How to Avoid Online Tracking. (Hint: You Can’t.)

Smash-ComputerOnline advertisers want to know everything they can about you. To understand why, consider the snow blower. Let’s say it’s January, and Home Depot has 30,000 snow blowers it wants to sell.

There are some customers that Home Depot doesn’t want, like people in Arizona. The retailer probably doesn’t care about customers in Manhattan, either, since most people there don’t own houses or shovel their own driveways.
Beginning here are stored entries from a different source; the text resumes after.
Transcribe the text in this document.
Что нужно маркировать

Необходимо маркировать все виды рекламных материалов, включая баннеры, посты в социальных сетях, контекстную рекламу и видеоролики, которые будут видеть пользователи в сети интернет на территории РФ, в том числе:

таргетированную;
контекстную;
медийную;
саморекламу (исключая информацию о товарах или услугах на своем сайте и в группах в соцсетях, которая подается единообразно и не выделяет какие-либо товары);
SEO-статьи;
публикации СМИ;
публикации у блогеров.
But there are some customers that Home Depot really wants to reach. It would love to find people who own their own houses, maybe in a northeastern state. Ideally they make enough money to afford a snow blower, and they’re old enough to consider hanging up the shovel for good. Maybe they’ve already been online searching for deals on snow blowers. And maybe the local weather forecaster is predicting their town will get pummeled tomorrow by a blizzard.

That’s the kind of people you want to hit with an advertisement for snow blowers. And now’s the perfect time to do it.
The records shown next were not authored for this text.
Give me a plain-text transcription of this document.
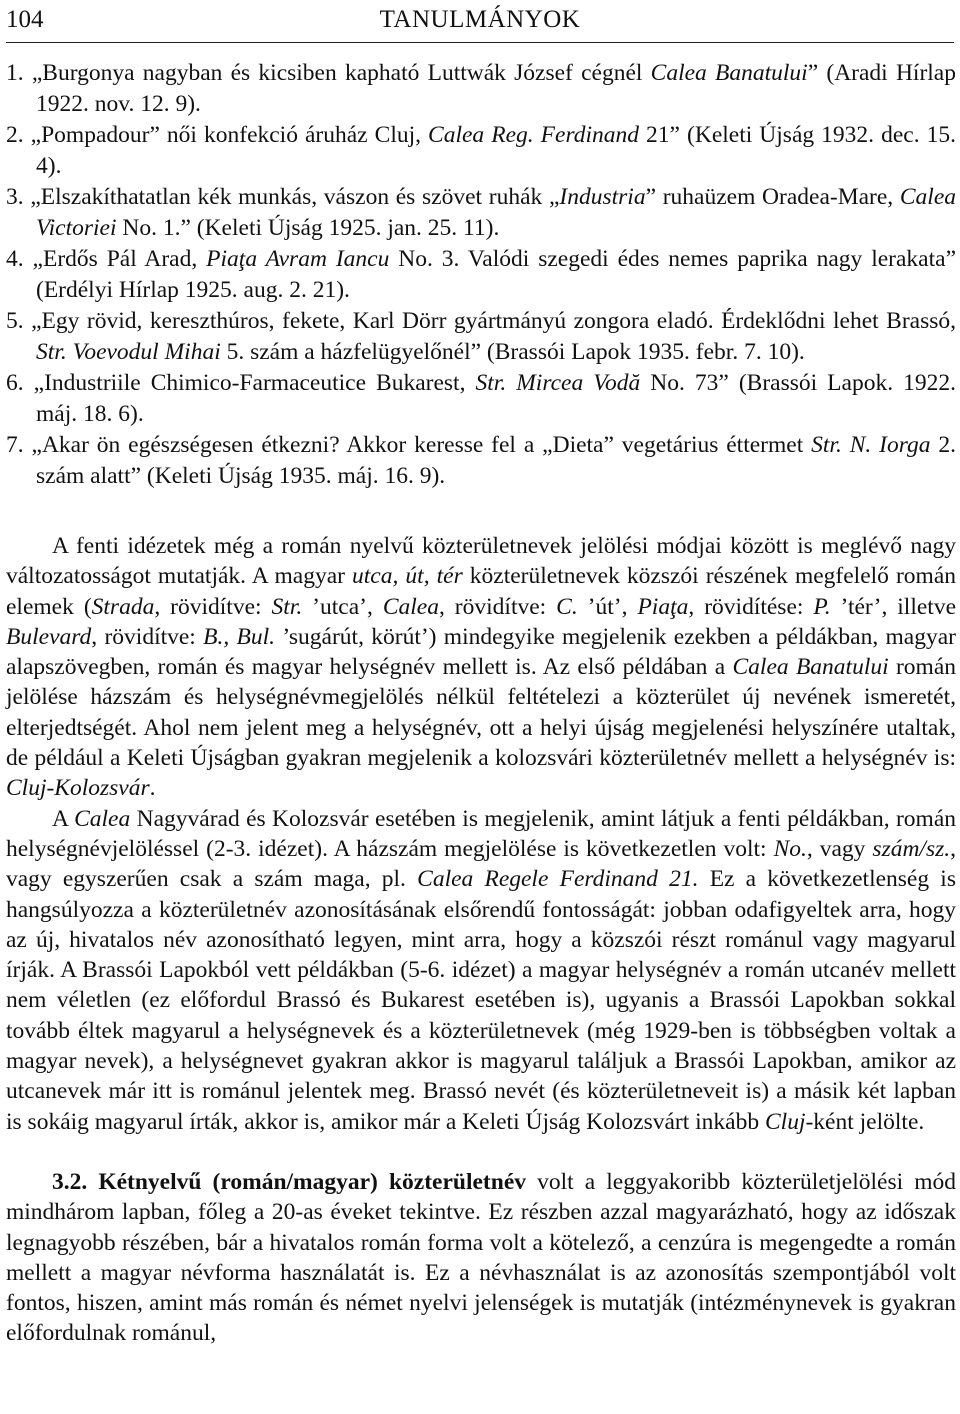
104	TANULMÁNYOK
1. „Burgonya nagyban és kicsiben kapható Luttwák József cégnél Calea Banatului” (Aradi Hírlap 1922. nov. 12. 9).
2. „Pompadour” női konfekció áruház Cluj, Calea Reg. Ferdinand 21” (Keleti Újság 1932. dec. 15. 4).
3. „Elszakíthatatlan kék munkás, vászon és szövet ruhák „Industria” ruhaüzem Oradea-Mare, Calea Victoriei No. 1.” (Keleti Újság 1925. jan. 25. 11).
4. „Erdős Pál Arad, Piaţa Avram Iancu No. 3. Valódi szegedi édes nemes paprika nagy lerakata” (Erdélyi Hírlap 1925. aug. 2. 21).
5. „Egy rövid, kereszthúros, fekete, Karl Dörr gyártmányú zongora eladó. Érdeklődni lehet Brassó, Str. Voevodul Mihai 5. szám a házfelügyelőnél” (Brassói Lapok 1935. febr. 7. 10).
6. „Industriile Chimico-Farmaceutice Bukarest, Str. Mircea Vodă No. 73” (Brassói Lapok. 1922. máj. 18. 6).
7. „Akar ön egészségesen étkezni? Akkor keresse fel a „Dieta” vegetárius éttermet Str. N. Iorga 2. szám alatt” (Keleti Újság 1935. máj. 16. 9).

A fenti idézetek még a román nyelvű közterületnevek jelölési módjai között is meglévő nagy változatosságot mutatják. A magyar utca, út, tér közterületnevek közszói részének megfelelő román elemek (Strada, rövidítve: Str. ’utca’, Calea, rövidítve: C. ’út’, Piaţa, rövidítése: P. ’tér’, illetve Bulevard, rövidítve: B., Bul. ’sugárút, körút’) mindegyike megjelenik ezekben a példákban, magyar alapszövegben, román és magyar helységnév mellett is. Az első példában a Calea Banatului román jelölése házszám és helységnévmegjelölés nélkül feltételezi a közterület új nevének ismeretét, elterjedtségét. Ahol nem jelent meg a helységnév, ott a helyi újság megjelenési helyszínére utaltak, de például a Keleti Újságban gyakran megjelenik a kolozsvári közterületnév mellett a helységnév is: Cluj-Kolozsvár.

A Calea Nagyvárad és Kolozsvár esetében is megjelenik, amint látjuk a fenti példákban, román helységnévjelöléssel (2-3. idézet). A házszám megjelölése is következetlen volt: No., vagy szám/sz., vagy egyszerűen csak a szám maga, pl. Calea Regele Ferdinand 21. Ez a következetlenség is hangsúlyozza a közterületnév azonosításának elsőrendű fontosságát: jobban odafigyeltek arra, hogy az új, hivatalos név azonosítható legyen, mint arra, hogy a közszói részt románul vagy magyarul írják. A Brassói Lapokból vett példákban (5-6. idézet) a magyar helységnév a román utcanév mellett nem véletlen (ez előfordul Brassó és Bukarest esetében is), ugyanis a Brassói Lapokban sokkal tovább éltek magyarul a helységnevek és a közterületnevek (még 1929-ben is többségben voltak a magyar nevek), a helységnevet gyakran akkor is magyarul találjuk a Brassói Lapokban, amikor az utcanevek már itt is románul jelentek meg. Brassó nevét (és közterületneveit is) a másik két lapban is sokáig magyarul írták, akkor is, amikor már a Keleti Újság Kolozsvárt inkább Cluj-ként jelölte.

3.2. Kétnyelvű (román/magyar) közterületnév volt a leggyakoribb közterületjelölési mód mindhárom lapban, főleg a 20-as éveket tekintve. Ez részben azzal magyarázható, hogy az időszak legnagyobb részében, bár a hivatalos román forma volt a kötelező, a cenzúra is megengedte a román mellett a magyar névforma használatát is. Ez a névhasználat is az azonosítás szempontjából volt fontos, hiszen, amint más román és német nyelvi jelenségek is mutatják (intézménynevek is gyakran előfordulnak románul,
“They know it’s a good bet they could sell you that snow blower before the next storm,” says Jay Sears, general manager of Contextweb, a kind of stock exchange for online advertising.
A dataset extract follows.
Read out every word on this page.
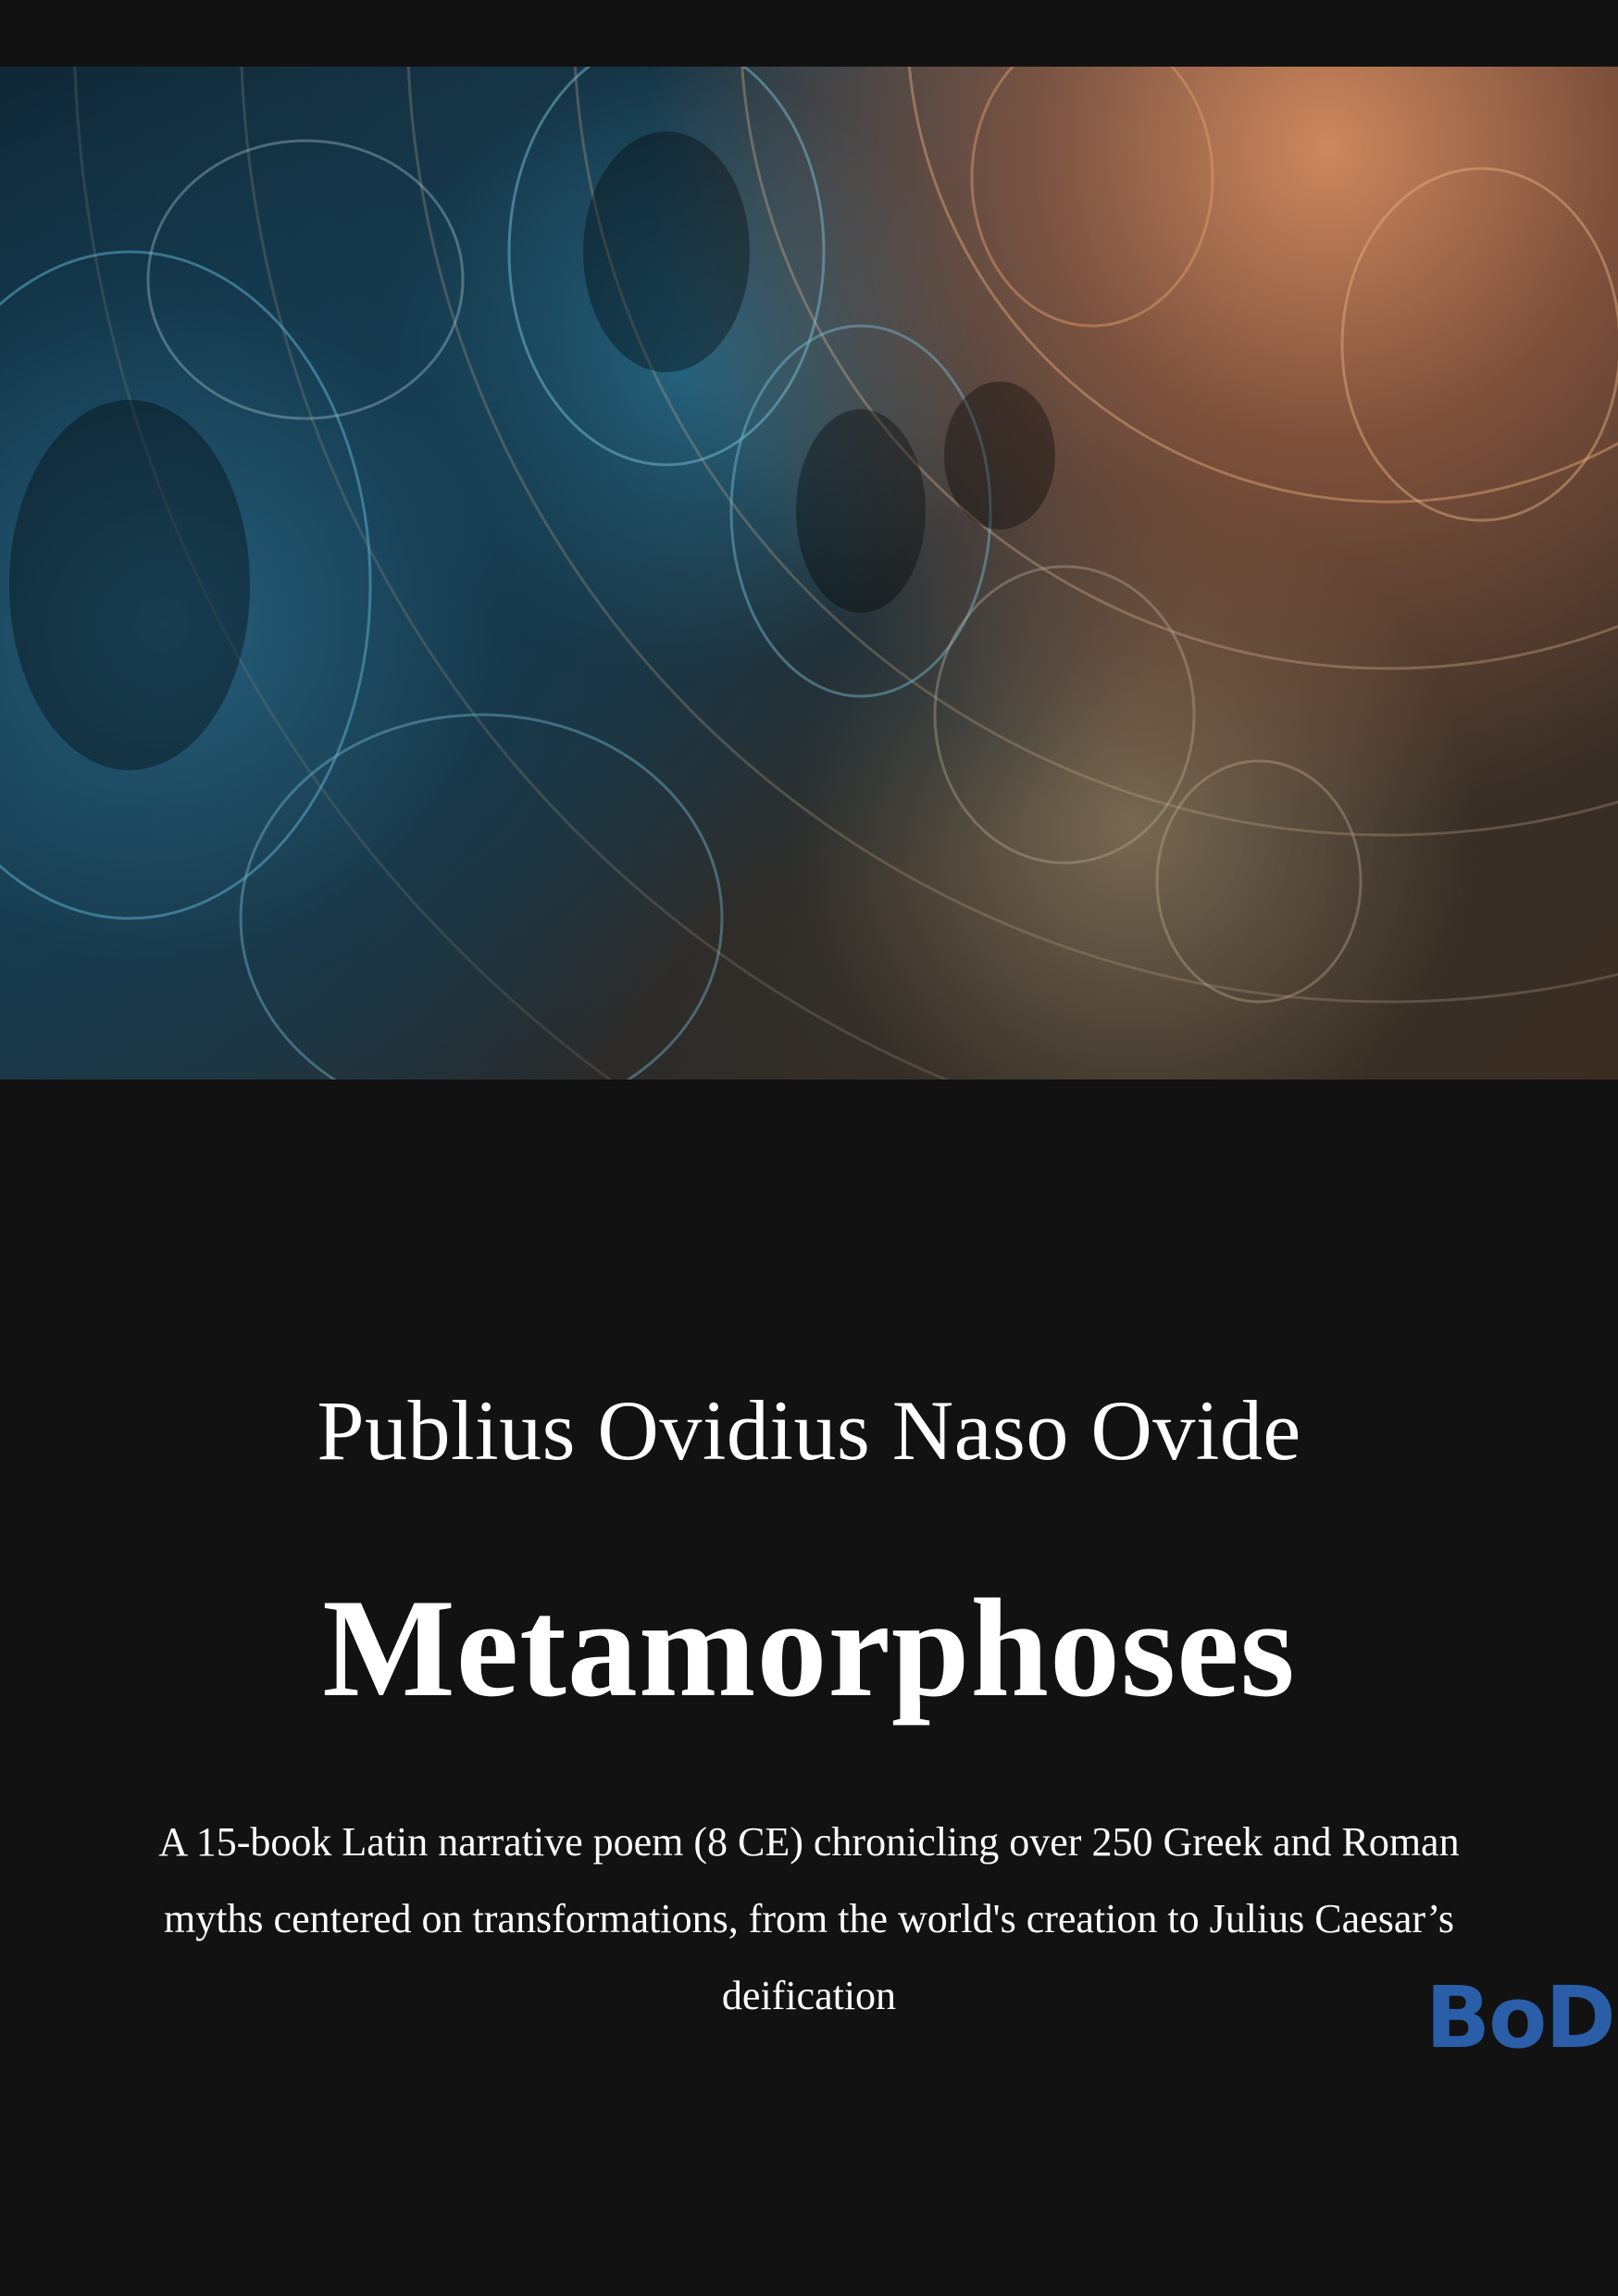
Publius Ovidius Naso Ovide
Metamorphoses
A 15-book Latin narrative poem (8 CE) chronicling over 250 Greek and Roman myths centered on transformations, from the world's creation to Julius Caesar’s deification	BoD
What Do They Want To Know? Everything.

The information that advertisers need to make that happen is at least as varied as the products they’re trying to sell. Your age, race, gender, income, where you live, your online surfing history, the book you bought last week on Amazon, the things you say to friends on Facebook, all of it can be recorded and used to help serve you an ad that is more likely to catch your eye.

And increasingly, the data isn’t just about what you do online. Internet advertisers are buying access to any data sets they can find – your shopping habits from your grocery store loyalty card, automobile registrations, county criminal records – to learn more things about you than you know yourself (do you remember which brand of toilet paper you bought last week?).

Online advertisers need all this information because they’re trying to decrease the amount of ads they can buy, and increase the success rate on the ads they do buy. Instead of broadcasting ads to the millions of people who watch 60 Minutes, for example, with more data they can drill down to reach just the tens of thousands of people they think might actually buy their product.

The desired effect: More sales for less money.

“The whole point is for the right ad to be shown to the right person at the right time,” Sears says.